Por: Reinaldo Spitaletta
El Negro, le decían con desprecio los arribistas de los clubes oligárquicos. Un copiador de gestos de Mussolini, advertían otros acerca de las inflexiones de su voz recia y de los movimientos de manos del líder mestizo y popular, que, según él, no era un hombre, sino un pueblo.
Sesenta y cinco años después del Bogotazo, el país (¿el país nacional? ¿el país político?) no ha superado las distintas maneras de la violencia y todavía no sabemos si pertenecemos a una nación civilizada o, más bien, a una de barbarie, con criminales de cuello blanco y de los otros.
No sabemos aún (¿o sí?) si el sacrificio del caudillo haya servido para cambiar los comportamientos políticos en búsqueda de lo que antes se denominaba la concordia, o, al contrario, para afinar los modos salvajes de eliminar al otro y crear con continuidades un régimen de horrores y de intolerancias. La historia de los últimos 65 años nos indica que, tras el magnicidio del caudillo, se afinaron las violencias.
La voz de Gaitán vapuleó a la oligarquía liberal-conservadora y atrajo a los sedientes de justicia, a los olvidados y, al mismo tiempo, acrecentó odios contra su figura que desde hacía tiempos había, por ejemplo, mostrado actitudes de dignidad contra el imperialismo norteamericano.
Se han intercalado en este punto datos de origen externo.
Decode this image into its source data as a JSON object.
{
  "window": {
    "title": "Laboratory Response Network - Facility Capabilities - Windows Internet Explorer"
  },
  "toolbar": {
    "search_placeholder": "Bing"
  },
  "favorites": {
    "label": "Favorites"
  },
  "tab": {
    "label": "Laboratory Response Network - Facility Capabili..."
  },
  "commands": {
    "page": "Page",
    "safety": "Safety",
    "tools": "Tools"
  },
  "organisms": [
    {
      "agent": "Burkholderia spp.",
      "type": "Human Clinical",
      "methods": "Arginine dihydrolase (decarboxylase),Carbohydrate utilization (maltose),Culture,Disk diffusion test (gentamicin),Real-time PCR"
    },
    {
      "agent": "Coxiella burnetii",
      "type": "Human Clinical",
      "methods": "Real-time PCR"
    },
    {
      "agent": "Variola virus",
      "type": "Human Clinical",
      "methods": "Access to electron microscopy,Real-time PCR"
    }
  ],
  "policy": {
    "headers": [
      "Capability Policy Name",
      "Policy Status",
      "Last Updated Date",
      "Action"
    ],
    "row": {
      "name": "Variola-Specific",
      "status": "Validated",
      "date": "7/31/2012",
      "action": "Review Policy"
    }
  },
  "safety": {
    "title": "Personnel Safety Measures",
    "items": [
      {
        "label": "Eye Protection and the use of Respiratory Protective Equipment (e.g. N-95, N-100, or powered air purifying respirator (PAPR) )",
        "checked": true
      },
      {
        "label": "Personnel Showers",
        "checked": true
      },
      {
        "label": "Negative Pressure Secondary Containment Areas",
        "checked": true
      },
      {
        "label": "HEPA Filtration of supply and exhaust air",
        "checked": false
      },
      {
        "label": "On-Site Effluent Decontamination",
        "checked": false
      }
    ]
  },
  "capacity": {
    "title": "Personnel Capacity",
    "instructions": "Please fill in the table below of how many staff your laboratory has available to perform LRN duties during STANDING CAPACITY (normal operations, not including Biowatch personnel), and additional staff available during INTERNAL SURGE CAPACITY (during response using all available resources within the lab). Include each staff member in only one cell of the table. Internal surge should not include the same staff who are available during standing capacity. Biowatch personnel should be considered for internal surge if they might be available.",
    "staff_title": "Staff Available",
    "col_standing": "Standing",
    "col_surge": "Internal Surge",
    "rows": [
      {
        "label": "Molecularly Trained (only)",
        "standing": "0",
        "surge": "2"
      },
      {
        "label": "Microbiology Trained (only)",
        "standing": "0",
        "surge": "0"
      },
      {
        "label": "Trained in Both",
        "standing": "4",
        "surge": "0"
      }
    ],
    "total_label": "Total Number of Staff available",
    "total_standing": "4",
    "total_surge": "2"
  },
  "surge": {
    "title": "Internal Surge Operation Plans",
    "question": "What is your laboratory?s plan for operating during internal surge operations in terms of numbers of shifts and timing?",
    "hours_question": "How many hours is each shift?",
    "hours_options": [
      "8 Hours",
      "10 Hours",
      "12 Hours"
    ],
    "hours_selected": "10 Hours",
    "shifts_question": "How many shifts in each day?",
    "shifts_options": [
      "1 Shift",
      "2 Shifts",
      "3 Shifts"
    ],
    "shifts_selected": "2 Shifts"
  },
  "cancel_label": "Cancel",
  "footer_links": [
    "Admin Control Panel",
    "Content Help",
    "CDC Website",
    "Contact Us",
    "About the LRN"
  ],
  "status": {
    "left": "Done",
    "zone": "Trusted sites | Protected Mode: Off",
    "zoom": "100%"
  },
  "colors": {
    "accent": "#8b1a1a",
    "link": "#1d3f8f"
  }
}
Al abogado bogotano nacido en 1898, le atraían las causas populares. Se volvió célebre su alegato contra la United Fruit Company por la masacre de las bananeras de 1928 y contra el gobierno permisivo de Miguel Abadía Méndez.
En 1948, cuando ya era una figura nacional, reconocida por sus posiciones en pro de los oprimidos (“¿qué diferencia hay entre el hambre liberal y el hambre conservadora?”), Gaitán no sólo aparecía como el seguro ganador de las elecciones presidenciales, sino como un símbolo del antiimperialismo. Por eso, iba a ser una de las voces centrales en la reunión de juventudes de América Latina en Bogotá, que se oponían a la IX Conferencia Panamericana, en la que la principal “atracción” era el general estadounidense George Marshall.
El movimiento popular de Gaitán era ya asunto de temer de parte de las élites en el poder. Y por eso había que cercenarlo desde su cabeza. Los balazos de Roa Sierra y el cadáver del líder fueron la mecha “que encendió la conflagración y desencadenó la fuerza cósmica del odio acumulado en años de injusticia y de explotación”, como lo dice J.A. Osorio Lizarazo en su novela El día del odio.
Atrás quedaban, por ejemplo, la Marcha del Silencio y la Oración por la paz pronunciada por el mismo hombre que había dicho que “el paludismo no es conservador ni liberal”; y las “ruanas indias y las alpargatas obreras” que tenían como esperanza de redención al dirigente, que en rigor era una “oveja negra” del liberalismo. Y adelante aparecerían un país incendiado, los ríos llenos de cadáveres, los “pájaros”, los chulavitas, los usurpadores de tierras, el infierno para aquellos que nada tenían y que terminarían descuartizados.
Sesenta y cinco años después del asesinato de Gaitán, el país sigue en medio de un largo conflicto armado, bajo el régimen de mafias de narcotraficantes y con enormes inequidades. Todavía no hay una solución democrática a la tenencia de la tierra, como aspiraba el dirigente de los desharrapados. Y cada vez la prosperidad está más lejana de los millones de pobres y desempleados de este país de infortunios.
El crimen de Gaitán conmovió al pueblo y lo soliviantó contra un régimen al que se atribuye la muerte del caudillo. El levantamiento, aunque desbocado y sin dirección política, se constituyó en una muestra de inconformidad y rebeldía. Sesenta y cinco años después algunas de las consignas gaitanistas siguen vigentes, entre ellas la de una paz basada en la “defensa de la vida humana” y en la justicia social.